The grounds of challenge at the time of the substantive hearing were that the policy was misapplied/irrelevant considerations were taken into account as the policies mandated a grant of indefinite leave unless there was a lawful basis to depart from them, and that the conclusion by the Home Secretary that there were compelling reasons to refuse indefinite leave was Wednesbury unreasonable.
The High Court’s decision
The court set out the wide discretionary held by the Home Secretary to grant leave to remain, including indefinite leave. The court referred to the discretionary leave policy which states “Where an individual has accrued 10 years’ lawful residence under the DL policy and applies for settlement, you must consider Part 9 of the Immigration Rules”.
The claimant relied on R (Ellis) v SSHD (discretionary leave policy; supplementary reasons) [2020] Imm AR 812 (our write up is here). In that case, the Upper Tribunal had held that a criminal conviction since the last grant of discretionary leave could justify departure from the usual position that a person can get settlement after ten years. As the High Court noted, “Ellis does not support the proposition that any historic conviction can justify departure”.
The claimant also argued that his case fell within the Home Office’s Medical Claims policy, which states:
when a claimant has held DL for 10 years (or 6 years under the transitional provisions of the DL policy) and continues to qualify on the same basis as the last grant of DL, you would generally grant ILR unless there is a compelling reason not to do so.
It was submitted that the grant of discretionary leave was evidence that no “compelling reason” existed. Submissions were also made on the best interests of the claimant’s child and the irrationality of the position that such an historic conviction outweighs all the other factors in favour of the claimant.
The High Court considered Ellis and said that the Home Secretary’s:
reasoning conflates a rule based mandatory refusal scheme with a policy based discretionary pathway expressly designed to carry those with pre-2012 DL through to settlement absent new adverse developments. That conclusion is reinforced by the Medical Claims Policy which adds a further presumption of settlement in cases involving serious health conditions.
The court said that the two policies taken together “create a strong presumption that individuals with serious medical conditions who have complied with the rules will enjoy continuity and stability in their immigration status”. The court also concluded that the Home Secretary’s reasoning on the section 55 duty to treat the best interests of the child as a primary consideration “falls short”. The judicial review was allowed on the first ground and the court did not proceed to consider the irrationality ground as it was academic.

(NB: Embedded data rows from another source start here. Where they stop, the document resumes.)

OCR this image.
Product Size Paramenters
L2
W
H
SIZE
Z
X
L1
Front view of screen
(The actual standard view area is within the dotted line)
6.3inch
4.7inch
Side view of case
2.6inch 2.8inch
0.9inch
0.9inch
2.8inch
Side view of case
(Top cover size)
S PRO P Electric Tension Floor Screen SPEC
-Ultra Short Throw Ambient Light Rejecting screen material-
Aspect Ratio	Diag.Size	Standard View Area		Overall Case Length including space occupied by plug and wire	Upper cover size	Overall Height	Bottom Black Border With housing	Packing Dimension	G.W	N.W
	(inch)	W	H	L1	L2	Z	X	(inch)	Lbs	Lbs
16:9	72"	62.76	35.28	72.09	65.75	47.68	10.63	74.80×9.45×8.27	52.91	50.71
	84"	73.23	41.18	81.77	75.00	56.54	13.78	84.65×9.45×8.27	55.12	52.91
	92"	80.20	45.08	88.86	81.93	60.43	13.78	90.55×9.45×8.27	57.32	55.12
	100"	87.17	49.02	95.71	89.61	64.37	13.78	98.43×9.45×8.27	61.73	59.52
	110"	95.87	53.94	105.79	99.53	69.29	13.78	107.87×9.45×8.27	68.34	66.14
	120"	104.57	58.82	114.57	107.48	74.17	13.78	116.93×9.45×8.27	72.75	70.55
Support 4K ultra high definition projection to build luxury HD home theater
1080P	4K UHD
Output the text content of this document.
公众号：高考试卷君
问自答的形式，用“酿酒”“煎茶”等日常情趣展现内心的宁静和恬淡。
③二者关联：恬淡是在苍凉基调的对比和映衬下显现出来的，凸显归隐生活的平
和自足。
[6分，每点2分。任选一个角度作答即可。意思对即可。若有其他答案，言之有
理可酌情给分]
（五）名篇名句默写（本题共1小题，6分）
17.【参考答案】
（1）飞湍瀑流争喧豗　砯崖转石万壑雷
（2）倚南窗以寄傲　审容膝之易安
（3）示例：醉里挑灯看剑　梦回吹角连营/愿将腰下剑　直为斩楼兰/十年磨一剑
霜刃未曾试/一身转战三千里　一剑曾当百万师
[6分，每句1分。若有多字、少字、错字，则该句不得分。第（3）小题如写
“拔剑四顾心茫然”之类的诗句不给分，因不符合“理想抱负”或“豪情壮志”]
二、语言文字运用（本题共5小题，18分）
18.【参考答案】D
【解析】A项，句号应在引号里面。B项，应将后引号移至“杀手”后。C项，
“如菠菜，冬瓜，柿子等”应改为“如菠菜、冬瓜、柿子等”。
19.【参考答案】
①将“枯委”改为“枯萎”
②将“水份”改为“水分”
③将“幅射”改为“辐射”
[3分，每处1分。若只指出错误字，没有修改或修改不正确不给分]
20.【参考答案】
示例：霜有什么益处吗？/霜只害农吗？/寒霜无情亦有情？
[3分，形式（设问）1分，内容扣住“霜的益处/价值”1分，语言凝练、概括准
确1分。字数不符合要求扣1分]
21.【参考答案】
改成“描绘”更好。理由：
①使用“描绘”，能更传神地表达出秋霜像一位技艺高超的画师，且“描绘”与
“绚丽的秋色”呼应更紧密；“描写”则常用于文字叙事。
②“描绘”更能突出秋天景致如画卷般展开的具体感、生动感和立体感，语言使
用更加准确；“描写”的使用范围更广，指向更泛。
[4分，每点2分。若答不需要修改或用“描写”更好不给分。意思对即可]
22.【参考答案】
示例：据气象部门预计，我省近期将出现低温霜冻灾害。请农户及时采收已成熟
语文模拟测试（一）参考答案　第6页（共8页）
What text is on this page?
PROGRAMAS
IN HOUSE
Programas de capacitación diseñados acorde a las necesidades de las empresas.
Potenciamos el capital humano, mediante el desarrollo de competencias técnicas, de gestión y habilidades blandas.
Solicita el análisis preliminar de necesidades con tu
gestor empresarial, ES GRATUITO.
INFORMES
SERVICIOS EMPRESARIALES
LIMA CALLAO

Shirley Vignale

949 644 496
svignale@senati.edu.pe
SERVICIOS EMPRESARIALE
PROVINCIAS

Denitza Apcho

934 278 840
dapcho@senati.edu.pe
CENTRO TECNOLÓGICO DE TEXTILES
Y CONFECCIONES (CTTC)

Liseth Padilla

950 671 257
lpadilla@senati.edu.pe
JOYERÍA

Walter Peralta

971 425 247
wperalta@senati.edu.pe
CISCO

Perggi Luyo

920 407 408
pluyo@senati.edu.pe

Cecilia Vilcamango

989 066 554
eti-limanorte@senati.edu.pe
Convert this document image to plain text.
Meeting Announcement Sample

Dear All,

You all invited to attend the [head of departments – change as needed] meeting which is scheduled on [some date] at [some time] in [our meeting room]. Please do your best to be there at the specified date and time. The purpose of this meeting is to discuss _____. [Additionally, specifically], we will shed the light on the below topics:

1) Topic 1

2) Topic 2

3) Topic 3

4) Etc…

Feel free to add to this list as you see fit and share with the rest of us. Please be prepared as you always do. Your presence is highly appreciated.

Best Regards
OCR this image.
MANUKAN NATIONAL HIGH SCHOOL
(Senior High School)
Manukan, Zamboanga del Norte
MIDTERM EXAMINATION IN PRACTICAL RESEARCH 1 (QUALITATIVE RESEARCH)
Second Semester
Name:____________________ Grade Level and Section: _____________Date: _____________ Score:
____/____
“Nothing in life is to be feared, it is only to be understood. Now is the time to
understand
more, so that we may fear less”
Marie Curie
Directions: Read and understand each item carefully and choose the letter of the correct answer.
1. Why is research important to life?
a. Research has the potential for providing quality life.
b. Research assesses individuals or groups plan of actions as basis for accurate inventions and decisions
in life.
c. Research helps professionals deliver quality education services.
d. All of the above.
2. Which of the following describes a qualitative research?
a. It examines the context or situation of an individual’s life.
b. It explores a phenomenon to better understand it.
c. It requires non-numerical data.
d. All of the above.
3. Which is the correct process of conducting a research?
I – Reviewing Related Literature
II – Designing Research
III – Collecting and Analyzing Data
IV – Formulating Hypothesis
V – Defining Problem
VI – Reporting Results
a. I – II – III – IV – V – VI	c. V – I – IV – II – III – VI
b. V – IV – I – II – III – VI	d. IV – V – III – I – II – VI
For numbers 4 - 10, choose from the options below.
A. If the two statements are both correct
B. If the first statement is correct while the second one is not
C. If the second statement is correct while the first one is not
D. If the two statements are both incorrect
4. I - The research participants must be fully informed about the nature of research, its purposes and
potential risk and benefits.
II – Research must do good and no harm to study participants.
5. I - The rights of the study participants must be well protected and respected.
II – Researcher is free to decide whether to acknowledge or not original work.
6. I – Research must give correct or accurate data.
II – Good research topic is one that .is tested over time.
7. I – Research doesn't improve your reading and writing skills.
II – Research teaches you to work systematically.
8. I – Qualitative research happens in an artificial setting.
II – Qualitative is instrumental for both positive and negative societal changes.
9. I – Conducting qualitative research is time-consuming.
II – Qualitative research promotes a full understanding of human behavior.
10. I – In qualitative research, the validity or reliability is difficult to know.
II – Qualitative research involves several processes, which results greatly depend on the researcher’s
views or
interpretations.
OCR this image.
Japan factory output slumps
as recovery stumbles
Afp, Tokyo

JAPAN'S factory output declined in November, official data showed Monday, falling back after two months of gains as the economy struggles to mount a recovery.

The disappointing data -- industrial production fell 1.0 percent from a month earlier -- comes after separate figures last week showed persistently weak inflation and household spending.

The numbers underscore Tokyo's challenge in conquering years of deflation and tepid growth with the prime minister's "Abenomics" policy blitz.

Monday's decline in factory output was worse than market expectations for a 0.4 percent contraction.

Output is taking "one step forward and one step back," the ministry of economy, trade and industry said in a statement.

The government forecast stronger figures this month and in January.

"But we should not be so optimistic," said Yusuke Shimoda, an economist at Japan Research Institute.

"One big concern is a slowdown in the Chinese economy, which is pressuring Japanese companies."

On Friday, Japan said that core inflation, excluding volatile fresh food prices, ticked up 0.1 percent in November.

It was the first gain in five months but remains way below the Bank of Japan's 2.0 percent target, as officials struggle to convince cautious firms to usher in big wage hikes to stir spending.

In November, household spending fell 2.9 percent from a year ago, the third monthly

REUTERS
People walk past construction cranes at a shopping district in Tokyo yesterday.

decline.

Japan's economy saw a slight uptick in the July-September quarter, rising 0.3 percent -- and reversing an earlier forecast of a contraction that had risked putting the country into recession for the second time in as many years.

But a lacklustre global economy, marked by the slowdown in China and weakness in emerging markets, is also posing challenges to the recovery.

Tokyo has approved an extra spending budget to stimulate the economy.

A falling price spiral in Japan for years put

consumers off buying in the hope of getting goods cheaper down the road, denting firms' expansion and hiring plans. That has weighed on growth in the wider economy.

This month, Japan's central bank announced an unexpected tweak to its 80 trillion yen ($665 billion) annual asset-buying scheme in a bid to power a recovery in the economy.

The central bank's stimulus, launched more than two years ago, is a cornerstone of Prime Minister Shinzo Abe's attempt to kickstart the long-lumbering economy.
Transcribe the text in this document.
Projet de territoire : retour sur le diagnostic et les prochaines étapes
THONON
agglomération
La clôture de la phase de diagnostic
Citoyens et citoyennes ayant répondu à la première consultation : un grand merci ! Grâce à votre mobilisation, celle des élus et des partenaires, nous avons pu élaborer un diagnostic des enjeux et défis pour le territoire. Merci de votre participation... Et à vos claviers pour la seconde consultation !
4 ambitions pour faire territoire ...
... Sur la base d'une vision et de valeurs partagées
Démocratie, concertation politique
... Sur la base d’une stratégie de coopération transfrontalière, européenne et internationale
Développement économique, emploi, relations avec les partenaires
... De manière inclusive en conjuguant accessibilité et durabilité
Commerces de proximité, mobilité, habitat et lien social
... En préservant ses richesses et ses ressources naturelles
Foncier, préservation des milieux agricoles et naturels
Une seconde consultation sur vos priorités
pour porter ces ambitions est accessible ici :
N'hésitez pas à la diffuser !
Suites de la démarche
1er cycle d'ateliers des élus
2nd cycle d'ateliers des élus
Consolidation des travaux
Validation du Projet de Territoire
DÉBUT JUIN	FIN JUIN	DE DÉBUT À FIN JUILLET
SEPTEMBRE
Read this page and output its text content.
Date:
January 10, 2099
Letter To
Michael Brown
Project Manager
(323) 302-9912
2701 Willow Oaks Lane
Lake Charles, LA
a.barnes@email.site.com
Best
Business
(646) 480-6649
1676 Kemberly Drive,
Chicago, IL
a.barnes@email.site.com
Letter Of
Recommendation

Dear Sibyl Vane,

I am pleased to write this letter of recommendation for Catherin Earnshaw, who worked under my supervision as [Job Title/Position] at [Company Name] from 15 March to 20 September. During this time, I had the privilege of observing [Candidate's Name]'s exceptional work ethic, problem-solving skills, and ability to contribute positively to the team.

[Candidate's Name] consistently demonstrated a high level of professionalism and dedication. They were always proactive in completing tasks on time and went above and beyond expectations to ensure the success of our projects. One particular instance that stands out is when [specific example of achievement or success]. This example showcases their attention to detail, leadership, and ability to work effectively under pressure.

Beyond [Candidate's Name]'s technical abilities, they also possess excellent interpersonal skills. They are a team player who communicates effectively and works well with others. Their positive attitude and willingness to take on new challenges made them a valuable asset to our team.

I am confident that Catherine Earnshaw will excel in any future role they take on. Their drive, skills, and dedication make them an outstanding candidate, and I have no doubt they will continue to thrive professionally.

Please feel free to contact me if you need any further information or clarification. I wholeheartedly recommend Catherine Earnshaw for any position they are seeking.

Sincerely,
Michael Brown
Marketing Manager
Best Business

Interestingly, the court did not simply quash the order but said:
Given the Court’s conclusions on the proper construction of the relevant policies, the only lawful course is to grant ILR; remittal would serve no legitimate purpose and would cause further delay. The Court exercises its power under section 31 of the Senior Courts Act 1981 to grant such relief as is just; where the policy framework leaves no lawful basis for refusal, and the outcome is inevitable, substitution rather than remittal is appropriate.
Unless the Home Secretary appeals (which I would not be remotely surprised by), the claimant should now be granted indefinite leave to remain.
Conclusion
I am not sure how many people are in the same position as the claimant, but this certainly seems to have the potential to be an incredibly helpful decision to a probably very small group of people.